Pagani. Le polemiche sul dossier di “La Città che vogliamo”

Scritto da , 17 settembre 2015

PAGANI. Il dossier pubblicato in questi giorni dal movimento “La Città che vogliamo” e presentato dal coordinatore Aniello Novi, ha suscitato non poche polemiche all’interno della classe politica paganese. Un documento diviso in tre parti e pubblicato su Facebook in cui la lista ha cercato di fare il punto sull’ultimo anno di vita politica, partendo dall’operato dell’attuale amministrazione comunale fino ad arrivare alla mancanza di “propositività” da parte del Pd all’opposizione.

Novi non ha mancato ovviamente occasione per rimarcare che “La Città che Vogliamo”, attraverso i ruoli di Rita Greco e del presidente del consiglio comunale Antonio Donato, sia stata l’unica forza ad aver portato avanti “un’opposizione critica, costruttiva ed attiva sul territorio”.

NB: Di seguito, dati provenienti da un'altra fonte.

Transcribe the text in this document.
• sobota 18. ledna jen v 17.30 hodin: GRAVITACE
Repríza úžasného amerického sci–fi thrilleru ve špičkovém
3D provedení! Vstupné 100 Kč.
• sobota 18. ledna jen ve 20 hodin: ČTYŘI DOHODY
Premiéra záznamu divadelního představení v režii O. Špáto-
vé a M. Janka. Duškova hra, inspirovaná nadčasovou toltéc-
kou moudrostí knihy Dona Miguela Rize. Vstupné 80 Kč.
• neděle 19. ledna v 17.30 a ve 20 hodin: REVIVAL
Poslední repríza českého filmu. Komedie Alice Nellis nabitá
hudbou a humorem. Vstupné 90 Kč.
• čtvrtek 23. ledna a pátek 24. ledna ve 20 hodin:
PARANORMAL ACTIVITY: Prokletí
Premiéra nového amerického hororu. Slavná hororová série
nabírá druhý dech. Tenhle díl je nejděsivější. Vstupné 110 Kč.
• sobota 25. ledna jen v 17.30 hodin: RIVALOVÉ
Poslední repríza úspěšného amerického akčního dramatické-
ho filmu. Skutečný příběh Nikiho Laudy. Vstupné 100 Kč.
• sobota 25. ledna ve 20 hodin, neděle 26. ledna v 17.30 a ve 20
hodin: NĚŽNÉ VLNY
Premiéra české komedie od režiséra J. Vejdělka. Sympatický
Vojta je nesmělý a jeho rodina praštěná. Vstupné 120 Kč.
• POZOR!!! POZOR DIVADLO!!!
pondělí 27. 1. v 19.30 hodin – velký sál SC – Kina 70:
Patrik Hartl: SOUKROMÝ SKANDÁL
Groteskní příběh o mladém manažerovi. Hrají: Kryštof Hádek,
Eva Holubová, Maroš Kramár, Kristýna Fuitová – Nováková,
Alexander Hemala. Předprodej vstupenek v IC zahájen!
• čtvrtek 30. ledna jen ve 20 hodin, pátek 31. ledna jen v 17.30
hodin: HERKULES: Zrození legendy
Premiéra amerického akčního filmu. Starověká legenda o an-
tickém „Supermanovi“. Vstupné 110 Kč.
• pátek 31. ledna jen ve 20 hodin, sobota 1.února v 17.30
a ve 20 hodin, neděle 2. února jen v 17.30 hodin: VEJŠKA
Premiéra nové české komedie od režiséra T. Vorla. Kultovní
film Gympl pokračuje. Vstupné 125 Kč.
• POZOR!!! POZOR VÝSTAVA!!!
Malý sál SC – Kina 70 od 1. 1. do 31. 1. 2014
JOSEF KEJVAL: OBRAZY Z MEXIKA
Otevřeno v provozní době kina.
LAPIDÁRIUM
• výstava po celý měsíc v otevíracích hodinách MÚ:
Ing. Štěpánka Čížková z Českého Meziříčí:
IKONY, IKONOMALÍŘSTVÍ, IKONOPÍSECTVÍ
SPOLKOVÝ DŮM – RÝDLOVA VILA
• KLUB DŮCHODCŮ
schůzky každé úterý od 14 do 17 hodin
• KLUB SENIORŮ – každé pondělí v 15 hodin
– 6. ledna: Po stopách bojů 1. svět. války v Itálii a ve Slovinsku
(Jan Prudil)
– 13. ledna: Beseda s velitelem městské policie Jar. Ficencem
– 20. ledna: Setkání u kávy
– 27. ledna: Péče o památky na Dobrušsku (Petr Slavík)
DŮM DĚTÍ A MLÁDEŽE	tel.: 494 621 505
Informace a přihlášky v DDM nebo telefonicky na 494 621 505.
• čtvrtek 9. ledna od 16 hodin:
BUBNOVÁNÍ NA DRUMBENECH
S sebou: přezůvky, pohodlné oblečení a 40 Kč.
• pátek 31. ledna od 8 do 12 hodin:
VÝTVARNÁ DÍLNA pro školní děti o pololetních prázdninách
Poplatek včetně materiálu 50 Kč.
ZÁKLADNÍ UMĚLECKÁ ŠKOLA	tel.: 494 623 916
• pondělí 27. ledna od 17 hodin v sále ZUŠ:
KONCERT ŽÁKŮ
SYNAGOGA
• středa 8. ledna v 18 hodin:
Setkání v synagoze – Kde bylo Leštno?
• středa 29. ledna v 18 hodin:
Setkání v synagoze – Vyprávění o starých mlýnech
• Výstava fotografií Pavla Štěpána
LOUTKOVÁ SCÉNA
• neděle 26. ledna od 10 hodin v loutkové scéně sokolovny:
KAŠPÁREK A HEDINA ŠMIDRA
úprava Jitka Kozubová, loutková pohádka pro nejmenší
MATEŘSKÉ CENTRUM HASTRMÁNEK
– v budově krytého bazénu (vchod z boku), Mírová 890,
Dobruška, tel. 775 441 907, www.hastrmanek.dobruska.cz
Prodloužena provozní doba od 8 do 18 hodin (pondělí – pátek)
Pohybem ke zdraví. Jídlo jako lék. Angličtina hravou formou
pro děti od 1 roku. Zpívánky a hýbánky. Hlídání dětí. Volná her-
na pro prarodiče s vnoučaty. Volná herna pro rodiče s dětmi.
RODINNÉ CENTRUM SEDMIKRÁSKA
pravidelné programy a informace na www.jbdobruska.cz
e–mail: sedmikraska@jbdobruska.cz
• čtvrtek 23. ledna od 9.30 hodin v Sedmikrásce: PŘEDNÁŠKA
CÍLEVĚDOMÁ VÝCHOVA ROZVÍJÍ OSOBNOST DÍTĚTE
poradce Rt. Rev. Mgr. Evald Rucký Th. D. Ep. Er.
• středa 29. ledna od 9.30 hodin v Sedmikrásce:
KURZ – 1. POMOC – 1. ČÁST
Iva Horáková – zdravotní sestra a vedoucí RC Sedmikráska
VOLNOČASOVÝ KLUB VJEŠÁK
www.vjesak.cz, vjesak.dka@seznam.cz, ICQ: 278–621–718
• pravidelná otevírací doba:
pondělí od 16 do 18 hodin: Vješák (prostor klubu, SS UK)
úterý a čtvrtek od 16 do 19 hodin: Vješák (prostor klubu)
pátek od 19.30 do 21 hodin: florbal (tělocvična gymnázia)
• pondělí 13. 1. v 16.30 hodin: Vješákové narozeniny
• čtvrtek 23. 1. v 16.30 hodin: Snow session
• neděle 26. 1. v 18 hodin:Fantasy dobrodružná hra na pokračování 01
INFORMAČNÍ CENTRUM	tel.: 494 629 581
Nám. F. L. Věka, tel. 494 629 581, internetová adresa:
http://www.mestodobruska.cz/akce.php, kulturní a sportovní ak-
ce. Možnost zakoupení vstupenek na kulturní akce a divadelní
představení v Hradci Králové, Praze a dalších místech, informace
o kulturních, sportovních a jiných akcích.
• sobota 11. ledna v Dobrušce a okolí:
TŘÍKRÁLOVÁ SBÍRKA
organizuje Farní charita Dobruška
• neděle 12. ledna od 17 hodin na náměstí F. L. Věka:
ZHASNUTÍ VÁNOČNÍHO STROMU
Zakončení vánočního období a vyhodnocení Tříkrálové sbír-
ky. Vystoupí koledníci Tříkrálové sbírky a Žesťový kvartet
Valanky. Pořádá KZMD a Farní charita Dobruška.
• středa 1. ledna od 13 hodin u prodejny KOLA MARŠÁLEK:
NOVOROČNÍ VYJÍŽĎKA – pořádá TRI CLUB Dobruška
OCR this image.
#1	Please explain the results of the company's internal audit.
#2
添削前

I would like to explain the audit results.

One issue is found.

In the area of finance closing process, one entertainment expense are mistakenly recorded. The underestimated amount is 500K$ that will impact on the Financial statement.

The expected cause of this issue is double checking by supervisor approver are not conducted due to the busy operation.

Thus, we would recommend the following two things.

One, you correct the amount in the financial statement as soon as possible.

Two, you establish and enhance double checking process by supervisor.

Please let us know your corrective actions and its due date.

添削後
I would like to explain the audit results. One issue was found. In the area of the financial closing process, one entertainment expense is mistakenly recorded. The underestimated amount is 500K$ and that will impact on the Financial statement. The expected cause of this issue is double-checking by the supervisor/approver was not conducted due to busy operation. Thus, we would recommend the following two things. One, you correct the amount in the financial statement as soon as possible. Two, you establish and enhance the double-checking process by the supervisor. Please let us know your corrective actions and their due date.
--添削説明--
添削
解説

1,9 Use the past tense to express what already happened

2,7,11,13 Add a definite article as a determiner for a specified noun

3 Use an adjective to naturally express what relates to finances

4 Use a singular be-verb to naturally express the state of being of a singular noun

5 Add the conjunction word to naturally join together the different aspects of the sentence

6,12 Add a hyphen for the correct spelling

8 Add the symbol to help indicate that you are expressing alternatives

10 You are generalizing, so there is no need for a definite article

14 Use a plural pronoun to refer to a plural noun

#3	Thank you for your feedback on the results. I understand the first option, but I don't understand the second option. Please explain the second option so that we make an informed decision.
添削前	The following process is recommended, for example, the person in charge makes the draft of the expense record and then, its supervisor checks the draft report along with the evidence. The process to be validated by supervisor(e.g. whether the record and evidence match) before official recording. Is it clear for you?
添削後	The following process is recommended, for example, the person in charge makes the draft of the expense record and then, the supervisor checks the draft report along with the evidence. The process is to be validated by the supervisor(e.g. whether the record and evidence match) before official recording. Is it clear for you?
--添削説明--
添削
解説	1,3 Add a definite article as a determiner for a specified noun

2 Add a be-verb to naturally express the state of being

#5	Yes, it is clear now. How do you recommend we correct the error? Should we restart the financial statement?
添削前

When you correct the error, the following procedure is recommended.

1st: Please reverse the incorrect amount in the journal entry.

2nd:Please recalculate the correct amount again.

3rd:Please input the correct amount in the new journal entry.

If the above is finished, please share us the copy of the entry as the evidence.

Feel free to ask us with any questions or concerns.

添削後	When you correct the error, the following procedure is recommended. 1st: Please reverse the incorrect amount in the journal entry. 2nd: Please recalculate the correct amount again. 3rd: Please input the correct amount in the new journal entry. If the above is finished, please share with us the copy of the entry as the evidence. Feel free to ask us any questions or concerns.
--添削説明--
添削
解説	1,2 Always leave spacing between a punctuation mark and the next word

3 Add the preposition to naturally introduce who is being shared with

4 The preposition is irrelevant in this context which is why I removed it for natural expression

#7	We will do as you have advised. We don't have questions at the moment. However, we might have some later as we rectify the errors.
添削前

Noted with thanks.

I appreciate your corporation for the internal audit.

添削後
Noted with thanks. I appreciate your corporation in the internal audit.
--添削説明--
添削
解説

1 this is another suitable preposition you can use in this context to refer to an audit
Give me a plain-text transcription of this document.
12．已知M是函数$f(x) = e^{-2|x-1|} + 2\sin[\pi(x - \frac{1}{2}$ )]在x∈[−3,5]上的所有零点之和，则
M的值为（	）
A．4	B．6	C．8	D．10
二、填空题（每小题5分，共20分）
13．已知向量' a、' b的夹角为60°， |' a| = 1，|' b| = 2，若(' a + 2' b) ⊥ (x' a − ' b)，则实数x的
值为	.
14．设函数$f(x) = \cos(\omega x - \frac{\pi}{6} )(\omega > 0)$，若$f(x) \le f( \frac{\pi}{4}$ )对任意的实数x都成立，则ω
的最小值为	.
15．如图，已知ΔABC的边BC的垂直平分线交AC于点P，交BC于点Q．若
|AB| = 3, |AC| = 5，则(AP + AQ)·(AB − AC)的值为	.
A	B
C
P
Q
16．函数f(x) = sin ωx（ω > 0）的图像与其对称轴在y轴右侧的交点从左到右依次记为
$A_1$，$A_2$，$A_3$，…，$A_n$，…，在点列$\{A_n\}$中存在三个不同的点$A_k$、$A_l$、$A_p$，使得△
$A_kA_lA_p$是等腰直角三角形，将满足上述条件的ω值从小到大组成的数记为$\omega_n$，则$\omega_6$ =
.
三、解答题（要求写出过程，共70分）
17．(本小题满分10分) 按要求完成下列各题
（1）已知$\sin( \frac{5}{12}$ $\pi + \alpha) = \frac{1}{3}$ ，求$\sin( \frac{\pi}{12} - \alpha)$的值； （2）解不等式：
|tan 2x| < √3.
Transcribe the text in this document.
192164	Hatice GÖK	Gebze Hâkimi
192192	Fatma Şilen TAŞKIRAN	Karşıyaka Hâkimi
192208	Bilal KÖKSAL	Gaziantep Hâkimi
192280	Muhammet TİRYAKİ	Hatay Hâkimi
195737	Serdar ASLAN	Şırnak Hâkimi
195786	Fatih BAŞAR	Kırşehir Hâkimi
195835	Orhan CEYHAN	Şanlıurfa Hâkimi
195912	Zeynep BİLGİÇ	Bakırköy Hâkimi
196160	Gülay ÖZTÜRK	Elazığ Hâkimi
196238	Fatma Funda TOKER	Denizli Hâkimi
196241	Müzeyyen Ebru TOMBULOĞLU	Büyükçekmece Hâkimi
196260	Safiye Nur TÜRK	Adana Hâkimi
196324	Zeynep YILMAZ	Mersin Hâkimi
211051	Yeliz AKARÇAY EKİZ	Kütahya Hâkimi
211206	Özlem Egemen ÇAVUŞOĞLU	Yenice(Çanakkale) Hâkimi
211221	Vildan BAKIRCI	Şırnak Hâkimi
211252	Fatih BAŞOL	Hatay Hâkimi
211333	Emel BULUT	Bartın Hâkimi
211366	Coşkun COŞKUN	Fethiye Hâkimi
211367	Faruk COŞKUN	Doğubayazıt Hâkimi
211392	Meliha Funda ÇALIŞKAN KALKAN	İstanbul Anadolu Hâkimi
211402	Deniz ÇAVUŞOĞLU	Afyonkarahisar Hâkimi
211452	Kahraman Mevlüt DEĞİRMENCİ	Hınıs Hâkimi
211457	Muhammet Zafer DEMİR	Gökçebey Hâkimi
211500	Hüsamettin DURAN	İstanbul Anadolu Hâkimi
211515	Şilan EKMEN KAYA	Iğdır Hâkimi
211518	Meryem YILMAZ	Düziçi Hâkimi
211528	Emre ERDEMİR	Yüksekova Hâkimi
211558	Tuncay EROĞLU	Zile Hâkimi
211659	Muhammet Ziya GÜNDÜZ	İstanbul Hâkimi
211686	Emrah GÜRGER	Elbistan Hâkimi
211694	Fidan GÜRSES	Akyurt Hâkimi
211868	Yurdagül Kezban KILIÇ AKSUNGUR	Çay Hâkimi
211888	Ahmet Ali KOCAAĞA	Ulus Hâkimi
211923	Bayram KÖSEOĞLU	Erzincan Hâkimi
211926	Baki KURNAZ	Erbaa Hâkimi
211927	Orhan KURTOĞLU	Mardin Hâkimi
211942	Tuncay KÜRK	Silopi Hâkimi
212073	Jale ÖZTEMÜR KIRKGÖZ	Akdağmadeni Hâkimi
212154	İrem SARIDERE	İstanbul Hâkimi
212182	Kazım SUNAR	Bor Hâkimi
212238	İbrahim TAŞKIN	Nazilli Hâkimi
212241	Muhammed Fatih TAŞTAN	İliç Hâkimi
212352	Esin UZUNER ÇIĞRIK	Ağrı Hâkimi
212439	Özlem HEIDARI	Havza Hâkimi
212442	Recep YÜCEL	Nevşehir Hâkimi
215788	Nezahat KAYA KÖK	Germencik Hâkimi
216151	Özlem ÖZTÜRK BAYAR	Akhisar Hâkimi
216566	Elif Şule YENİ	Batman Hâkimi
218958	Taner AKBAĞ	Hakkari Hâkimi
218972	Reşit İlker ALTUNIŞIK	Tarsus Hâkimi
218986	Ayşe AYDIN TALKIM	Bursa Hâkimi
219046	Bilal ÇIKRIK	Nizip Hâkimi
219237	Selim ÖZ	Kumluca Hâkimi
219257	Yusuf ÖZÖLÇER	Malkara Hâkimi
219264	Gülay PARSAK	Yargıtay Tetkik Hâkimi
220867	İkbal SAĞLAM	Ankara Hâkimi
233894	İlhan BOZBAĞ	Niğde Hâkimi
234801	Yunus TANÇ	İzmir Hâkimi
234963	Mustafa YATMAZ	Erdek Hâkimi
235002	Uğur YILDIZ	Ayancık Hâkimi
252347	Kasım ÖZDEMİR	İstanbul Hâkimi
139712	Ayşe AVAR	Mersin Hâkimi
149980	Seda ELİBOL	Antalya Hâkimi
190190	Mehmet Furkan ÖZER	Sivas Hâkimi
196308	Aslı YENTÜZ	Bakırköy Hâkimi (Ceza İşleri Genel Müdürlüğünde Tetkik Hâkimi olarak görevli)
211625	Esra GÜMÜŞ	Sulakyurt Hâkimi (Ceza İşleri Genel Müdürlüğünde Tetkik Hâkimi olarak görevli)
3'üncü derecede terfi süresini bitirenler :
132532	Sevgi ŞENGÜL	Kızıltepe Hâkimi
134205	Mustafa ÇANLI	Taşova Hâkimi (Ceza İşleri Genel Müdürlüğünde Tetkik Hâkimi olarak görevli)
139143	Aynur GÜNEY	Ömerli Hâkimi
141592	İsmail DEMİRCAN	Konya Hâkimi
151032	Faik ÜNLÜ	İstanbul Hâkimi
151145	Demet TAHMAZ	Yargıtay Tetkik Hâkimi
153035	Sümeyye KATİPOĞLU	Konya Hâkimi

La votazione dei principali atti politici della maggioranza, l’opposizione alla scelta di istituire la partecipata “Pagani Servizi” e la presentazione di formali proposte nell’interesse dell’intera collettività, ad esempio, sarebbero stati gli ingredienti alla base di una buona opposizione che solo Donato e Greco avrebbero saputo incarnare a differenza dei loro colleghi in minoranza. Eppure, la critica del movimento non sarebbe andata giù a molti, soprattutto a coloro legati al partito Fratelli d’Italia e alla figura dell’ex sindaco Alberico Gambino, perché il dossier risulterebbe ripetitivo, inconcludente, privo di numeri e atti da poter gettare le basi a un tanto sperato confronto tra il passato e il presente della città. Secondo alcuni, le tre arringhe de “La Città Che Vogliamo” non sarebbero altro che un modo per giustificare la presenza di Antonio Donato sulla poltrona da presidente dell’assise comunale, argomento tanto discusso ancora oggi, a distanza di un anno, per un presunto accordo elettorale che Donato e Bottone avrebbero stretto, a detta delle opposizioni ma anche di alcuni membri della maggioranza, durante il ballottaggio contro D’Onofrio alle ultime amministrative. Il tutto ha senza dubbio innescato a una bomba in cui vecchi e “nuovi” amministratori continuano a fare a pugni su chi abbia fatto meglio e chi abbia lavorato male all’interno della macchina comunale: stipendi, delibere, debiti, fallimenti, stipendi, bugie certe e presunte verità sono stati e continueranno ad il tema centrale di uno scontro ideologico e politico tra centrodestra e centrosinistra (ma anche tra gruppi della stessa area) che sembra non avere mai fine. Una sorta di indecifrabile lotta tra il bene e il male.